C'est l'histoire d'une flaque d'eau sentimentale qui tombe amoureuse d'une Lune froide.
Cette Lune est froide, parce qu'elle broie du noir et sent son corps disparaître sous la pression de son néant. Cette Lune est triste parce que son amant l'aime en coup de vent, parce qu'elle veut vivre dans un monde où les sentiments n'ont plus leur place.
Morceau 1
Mme Dermond .- Je ne comprends pas un traître mot de ce que vous me susurrez, Lucien mon petit! Pourquoi faut-il toujours amener du sentiment dans une situation qui se suffisait tellement bien à elle-même?
Je n'ai pas peur de tomber amoureuse vous savez. C'est en fait une chose que j'exclus totalement.
Lucien Fondrière .- Vos lèvres me font en fait un peu peur quand elles parlent ainsi. Comment pouvez vous donc être si sûr de ne jamais aimer? Vous vous méprenez totalement sur la nature et la puissance de ce sentiment, sauf votre respect, doux quartier de miel.
Mme Dermond .- Ah! Ne me parlez donc point ainsi! Vous me faites rire et puis vous me dégoûtez un peu aussi! Je vous vois, là, étalé et languissant, tout humide de... sentiments! Allez donc parler à d'autres, plus naïves et ignorantes que moi!
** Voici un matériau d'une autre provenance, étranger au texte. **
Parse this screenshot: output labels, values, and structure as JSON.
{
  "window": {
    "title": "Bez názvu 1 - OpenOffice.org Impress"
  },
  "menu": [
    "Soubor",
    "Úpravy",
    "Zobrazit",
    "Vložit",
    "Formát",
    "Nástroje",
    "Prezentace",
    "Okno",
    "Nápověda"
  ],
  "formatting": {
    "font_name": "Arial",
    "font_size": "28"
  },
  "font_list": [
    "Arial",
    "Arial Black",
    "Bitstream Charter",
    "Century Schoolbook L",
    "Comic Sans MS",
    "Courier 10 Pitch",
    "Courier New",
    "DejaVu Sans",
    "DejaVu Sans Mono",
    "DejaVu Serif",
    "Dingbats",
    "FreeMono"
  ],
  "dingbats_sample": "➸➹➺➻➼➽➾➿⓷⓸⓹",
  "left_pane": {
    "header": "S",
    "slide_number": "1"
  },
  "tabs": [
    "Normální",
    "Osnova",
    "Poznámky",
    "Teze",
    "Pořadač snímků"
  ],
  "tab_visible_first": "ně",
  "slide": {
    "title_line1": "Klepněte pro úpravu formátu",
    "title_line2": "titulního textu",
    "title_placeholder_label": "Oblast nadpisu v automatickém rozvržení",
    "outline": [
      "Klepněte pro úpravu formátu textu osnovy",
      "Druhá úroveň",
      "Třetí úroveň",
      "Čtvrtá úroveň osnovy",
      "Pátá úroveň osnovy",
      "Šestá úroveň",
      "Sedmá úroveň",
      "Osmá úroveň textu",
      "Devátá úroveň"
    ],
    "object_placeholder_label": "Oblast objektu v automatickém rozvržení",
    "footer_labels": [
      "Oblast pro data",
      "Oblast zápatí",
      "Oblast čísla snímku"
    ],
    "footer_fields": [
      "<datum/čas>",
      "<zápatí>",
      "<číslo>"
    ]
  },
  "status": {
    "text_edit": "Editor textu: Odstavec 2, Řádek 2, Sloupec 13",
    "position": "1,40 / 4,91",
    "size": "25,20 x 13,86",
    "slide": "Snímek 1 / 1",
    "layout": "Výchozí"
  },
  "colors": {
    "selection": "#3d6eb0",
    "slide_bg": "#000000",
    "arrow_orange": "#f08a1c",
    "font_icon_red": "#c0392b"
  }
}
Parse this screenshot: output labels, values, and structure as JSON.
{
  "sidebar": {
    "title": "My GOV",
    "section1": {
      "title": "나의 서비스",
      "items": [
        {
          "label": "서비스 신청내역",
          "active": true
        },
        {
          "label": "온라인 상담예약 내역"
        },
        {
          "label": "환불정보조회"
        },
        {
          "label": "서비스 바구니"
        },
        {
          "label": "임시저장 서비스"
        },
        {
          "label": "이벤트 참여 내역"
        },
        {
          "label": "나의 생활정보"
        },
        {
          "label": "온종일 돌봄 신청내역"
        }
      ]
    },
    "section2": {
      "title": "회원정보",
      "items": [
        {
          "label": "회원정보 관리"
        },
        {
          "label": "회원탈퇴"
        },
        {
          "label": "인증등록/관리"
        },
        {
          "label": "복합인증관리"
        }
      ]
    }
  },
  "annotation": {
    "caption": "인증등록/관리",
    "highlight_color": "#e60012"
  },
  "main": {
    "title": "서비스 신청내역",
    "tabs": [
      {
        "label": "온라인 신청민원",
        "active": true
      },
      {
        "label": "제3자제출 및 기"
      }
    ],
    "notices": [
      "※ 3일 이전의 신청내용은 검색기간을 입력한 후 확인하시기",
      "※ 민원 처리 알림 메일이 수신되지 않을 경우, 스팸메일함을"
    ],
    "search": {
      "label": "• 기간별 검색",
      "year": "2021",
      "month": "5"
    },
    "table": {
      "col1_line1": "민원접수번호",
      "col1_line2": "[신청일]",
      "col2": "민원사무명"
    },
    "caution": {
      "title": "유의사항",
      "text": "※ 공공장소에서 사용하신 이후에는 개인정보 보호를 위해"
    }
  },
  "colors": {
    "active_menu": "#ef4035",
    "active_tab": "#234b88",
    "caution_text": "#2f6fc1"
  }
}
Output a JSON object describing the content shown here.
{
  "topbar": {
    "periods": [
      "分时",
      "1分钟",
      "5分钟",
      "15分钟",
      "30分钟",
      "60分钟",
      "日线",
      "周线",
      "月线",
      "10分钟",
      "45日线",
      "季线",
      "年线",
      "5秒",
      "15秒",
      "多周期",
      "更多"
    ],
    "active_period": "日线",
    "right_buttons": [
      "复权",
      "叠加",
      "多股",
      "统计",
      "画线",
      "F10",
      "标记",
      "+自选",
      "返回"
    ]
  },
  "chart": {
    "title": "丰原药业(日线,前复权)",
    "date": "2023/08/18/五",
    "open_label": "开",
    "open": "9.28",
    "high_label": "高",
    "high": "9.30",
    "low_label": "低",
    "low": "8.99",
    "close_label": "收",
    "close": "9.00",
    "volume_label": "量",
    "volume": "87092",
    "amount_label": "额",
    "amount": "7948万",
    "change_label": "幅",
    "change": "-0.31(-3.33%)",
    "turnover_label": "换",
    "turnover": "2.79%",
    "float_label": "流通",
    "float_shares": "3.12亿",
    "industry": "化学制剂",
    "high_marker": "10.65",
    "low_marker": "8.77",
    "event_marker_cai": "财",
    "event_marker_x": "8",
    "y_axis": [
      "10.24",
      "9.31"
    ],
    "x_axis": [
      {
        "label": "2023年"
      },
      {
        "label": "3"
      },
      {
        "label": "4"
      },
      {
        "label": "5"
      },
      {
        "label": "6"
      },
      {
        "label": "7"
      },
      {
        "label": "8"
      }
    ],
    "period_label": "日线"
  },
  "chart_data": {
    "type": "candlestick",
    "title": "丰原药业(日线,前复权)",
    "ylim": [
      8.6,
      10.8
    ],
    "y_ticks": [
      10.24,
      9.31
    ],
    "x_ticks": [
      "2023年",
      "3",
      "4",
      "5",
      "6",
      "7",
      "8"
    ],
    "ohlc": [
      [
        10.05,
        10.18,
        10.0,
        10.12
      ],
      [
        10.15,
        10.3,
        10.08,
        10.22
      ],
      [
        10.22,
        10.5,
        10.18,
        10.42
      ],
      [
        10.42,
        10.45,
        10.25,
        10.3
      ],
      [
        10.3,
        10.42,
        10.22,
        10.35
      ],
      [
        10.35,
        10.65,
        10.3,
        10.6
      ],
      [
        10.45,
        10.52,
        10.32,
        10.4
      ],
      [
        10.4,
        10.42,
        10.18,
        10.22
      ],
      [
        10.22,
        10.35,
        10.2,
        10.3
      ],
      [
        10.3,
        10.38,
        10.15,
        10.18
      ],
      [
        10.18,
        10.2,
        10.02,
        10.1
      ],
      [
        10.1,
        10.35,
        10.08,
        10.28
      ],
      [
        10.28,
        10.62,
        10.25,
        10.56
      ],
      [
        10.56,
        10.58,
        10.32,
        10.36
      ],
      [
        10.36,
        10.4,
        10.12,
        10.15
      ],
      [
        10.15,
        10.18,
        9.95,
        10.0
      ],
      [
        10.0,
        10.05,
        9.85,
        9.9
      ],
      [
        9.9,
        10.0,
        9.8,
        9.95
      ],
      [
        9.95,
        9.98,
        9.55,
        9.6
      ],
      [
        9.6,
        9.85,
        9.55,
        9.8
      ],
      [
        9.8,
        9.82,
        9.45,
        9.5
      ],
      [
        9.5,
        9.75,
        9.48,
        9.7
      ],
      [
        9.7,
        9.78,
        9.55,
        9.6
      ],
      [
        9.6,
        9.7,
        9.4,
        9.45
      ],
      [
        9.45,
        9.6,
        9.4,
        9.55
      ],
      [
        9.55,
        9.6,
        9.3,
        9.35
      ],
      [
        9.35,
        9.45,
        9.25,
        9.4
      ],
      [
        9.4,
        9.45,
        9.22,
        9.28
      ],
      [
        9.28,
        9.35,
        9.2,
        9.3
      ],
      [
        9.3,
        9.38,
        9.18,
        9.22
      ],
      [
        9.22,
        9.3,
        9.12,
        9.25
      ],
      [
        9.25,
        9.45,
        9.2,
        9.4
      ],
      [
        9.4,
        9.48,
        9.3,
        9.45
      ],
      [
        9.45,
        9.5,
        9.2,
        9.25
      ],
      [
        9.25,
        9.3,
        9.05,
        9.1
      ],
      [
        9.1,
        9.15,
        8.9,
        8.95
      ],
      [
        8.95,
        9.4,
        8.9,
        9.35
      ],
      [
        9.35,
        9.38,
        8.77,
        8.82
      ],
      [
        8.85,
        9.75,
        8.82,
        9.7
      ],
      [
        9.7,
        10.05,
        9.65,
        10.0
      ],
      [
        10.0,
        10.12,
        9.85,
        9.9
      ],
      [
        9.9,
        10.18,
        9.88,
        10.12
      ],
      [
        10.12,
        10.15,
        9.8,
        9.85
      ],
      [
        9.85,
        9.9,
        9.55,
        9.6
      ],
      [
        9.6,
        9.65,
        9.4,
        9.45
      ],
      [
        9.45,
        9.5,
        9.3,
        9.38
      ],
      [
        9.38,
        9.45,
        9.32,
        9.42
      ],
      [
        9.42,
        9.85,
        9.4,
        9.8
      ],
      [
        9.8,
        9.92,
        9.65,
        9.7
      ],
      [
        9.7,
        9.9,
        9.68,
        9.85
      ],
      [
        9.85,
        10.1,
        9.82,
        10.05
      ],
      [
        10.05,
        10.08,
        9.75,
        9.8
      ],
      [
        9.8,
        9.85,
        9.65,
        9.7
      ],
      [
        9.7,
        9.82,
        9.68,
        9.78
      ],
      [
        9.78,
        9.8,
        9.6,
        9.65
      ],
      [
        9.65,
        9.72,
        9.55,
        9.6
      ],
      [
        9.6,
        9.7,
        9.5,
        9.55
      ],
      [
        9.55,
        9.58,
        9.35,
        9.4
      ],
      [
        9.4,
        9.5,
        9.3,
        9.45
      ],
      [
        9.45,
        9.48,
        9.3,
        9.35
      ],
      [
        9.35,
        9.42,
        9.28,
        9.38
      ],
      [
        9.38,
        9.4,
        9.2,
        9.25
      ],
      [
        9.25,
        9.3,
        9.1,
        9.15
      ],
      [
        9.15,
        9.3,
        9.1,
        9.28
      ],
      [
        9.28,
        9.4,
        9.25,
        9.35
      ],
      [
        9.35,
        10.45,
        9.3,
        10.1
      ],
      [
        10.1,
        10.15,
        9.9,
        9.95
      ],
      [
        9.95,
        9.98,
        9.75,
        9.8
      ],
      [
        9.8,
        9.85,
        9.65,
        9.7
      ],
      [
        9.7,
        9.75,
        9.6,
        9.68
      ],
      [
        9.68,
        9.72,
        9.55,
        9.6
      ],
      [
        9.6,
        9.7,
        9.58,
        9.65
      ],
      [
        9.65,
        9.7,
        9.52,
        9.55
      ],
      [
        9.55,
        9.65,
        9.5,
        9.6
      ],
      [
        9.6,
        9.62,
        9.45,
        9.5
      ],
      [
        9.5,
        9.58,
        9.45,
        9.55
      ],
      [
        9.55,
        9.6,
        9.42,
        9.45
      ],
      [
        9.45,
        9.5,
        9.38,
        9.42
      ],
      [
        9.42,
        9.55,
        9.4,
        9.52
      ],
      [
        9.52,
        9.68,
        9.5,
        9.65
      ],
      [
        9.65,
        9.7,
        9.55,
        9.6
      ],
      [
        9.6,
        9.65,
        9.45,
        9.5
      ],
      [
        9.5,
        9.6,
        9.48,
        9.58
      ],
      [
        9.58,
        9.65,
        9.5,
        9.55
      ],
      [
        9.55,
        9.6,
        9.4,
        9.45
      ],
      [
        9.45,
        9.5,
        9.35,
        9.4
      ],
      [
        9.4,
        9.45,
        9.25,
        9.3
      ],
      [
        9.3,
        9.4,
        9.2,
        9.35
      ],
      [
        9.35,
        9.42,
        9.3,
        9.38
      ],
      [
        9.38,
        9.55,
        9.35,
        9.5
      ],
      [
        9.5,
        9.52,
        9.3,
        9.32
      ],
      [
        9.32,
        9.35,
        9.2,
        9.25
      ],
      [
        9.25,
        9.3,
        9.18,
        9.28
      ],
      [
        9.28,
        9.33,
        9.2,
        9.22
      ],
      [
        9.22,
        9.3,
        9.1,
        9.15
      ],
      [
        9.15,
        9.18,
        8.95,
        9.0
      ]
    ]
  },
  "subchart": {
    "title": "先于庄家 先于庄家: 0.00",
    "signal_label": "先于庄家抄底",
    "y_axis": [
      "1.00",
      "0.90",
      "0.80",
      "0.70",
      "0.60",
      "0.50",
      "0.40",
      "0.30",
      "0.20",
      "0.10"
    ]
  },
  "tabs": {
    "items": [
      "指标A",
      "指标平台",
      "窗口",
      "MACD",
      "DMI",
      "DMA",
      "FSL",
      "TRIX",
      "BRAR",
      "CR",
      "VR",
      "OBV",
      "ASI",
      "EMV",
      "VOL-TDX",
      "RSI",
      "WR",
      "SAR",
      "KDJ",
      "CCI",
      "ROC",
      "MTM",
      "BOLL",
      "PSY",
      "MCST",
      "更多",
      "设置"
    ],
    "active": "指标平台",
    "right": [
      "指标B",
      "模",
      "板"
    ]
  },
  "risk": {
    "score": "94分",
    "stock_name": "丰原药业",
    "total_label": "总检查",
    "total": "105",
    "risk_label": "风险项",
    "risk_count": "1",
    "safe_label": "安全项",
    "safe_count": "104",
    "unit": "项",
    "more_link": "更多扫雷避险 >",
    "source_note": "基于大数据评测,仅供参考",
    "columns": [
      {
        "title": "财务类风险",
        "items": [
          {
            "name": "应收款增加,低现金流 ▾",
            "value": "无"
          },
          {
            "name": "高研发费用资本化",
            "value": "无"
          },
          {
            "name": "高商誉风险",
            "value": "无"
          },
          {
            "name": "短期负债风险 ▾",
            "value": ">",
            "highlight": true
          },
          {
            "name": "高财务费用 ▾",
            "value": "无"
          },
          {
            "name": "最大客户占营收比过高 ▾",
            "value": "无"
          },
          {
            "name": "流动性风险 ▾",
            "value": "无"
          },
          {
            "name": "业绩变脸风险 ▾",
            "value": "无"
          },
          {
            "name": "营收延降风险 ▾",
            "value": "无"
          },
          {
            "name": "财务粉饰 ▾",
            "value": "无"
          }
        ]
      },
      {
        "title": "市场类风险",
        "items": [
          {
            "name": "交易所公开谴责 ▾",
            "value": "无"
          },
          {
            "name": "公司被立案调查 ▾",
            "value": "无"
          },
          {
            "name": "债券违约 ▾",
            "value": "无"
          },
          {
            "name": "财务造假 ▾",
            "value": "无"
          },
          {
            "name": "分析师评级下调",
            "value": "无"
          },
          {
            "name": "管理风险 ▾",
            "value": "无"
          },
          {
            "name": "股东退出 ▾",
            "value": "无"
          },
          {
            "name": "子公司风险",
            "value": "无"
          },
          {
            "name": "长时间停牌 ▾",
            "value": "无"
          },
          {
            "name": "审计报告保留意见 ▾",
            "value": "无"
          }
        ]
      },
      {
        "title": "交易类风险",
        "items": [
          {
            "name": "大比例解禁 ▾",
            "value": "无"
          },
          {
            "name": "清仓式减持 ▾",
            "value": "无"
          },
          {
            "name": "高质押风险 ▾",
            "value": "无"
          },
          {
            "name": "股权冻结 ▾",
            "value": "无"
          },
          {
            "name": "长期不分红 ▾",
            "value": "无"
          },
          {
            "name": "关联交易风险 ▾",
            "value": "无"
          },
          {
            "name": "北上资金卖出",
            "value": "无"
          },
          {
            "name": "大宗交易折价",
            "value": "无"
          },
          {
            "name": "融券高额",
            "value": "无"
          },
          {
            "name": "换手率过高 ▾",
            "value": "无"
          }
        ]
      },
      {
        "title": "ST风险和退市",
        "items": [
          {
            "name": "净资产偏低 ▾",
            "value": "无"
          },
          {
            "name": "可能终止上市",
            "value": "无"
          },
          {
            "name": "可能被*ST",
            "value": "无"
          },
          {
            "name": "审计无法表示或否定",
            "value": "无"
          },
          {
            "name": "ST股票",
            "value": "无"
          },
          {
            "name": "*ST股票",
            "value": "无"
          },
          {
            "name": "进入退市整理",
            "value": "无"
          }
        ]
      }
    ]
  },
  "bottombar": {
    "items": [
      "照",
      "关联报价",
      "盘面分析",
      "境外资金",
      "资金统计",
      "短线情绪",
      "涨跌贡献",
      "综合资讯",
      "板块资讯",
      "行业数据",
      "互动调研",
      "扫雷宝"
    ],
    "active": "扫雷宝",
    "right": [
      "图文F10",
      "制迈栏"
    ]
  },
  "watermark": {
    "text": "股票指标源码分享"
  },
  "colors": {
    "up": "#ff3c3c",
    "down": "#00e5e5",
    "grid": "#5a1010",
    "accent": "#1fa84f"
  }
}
Voyez-vous, en amour comme en toute autre chose sur la terre, tout est toujours question d'illusion. Un jour un petit homme a fait un joli rêve et l'a transposé dans le monde réel. Il a trouvé des émules qui ont adoré ses simagrées et les ont alimentées de textes, de réflexions et de poèmes. Tout le monde est tombé dans le panneau depuis des années. Tout le monde a cru à l'amour. Les gens se sont bousculés pour être les plus parfaits modèles de ce sentiment, bien après que son inventeur n'ai passé l'arme à gauche. Mais aujourd'hui, Dieu merci, le monde a fait des progrès. Le monde ne se divise plus qu'entre quelques éternels rêveurs plus ou moins rimeurs qui n'ont pas ouvert les yeux, et la majorité de ceux qui, bien conscients du facteur psycho-biologique qui attire les êtres entre eux, ne considère plus que la chose sans voile, c'est-à-dire la chair et ses plaisirs, dans sa plus nécessaire mais naturelle crudité. Les êtres comme vous demeurent en quelque sorte étendus à réfléchir des lumières empruntés qui les dépassent complètement. Je ne dis pas ça pour vous blesser mon petit!
Lucien Fondrière .- (troublé) Vous êtes ronde. Vous ne savez plus ce que vous dites.
Mme Dermond .- Non, non, mon petit Lucien. C'est vous qui ne savez plus quoi me dire. Vous, vous êtes un petit sentimental au fond, qui ne supporte pas que l'on puisse briser ses rêves. Vous êtes mignon quand vous ne parlez pas trop. Mais devant votre faconde actuelle, je ne peux m'empêcher de vous trouver lassant.
Lucien Fondrière .- Si vous acceptiez, ne serait-ce qu'on instant, d'aimer sans retenue ni doute de tout votre cœur si blanc, peut-être seriez-vous agréablement surprise.
(décontenancé, cherchant à se défendre) Vous vous croyez forte parce que vous avez érigé des barrières autour de vous-même et que vous vous êtes mise hors de porté. Mais qui sait réellement ce que vous marmonnez dans les ténèbres sans fonds de votre boudoir? Car oui, je sais bien comme vous êtes triste. Ne voudriez-vous donc pas vous détourner un instant votre course pour vous occuper de sujets plus gais?
Mme Dermond .- Entre la tristesse désillusionnée et la candeur joyeuse, il faut savoir choisir mon petit.
Mme Dermond se dissimule derrière un nuage, plongeant Lucien Fondrière dans les ténèbres de sa solitude.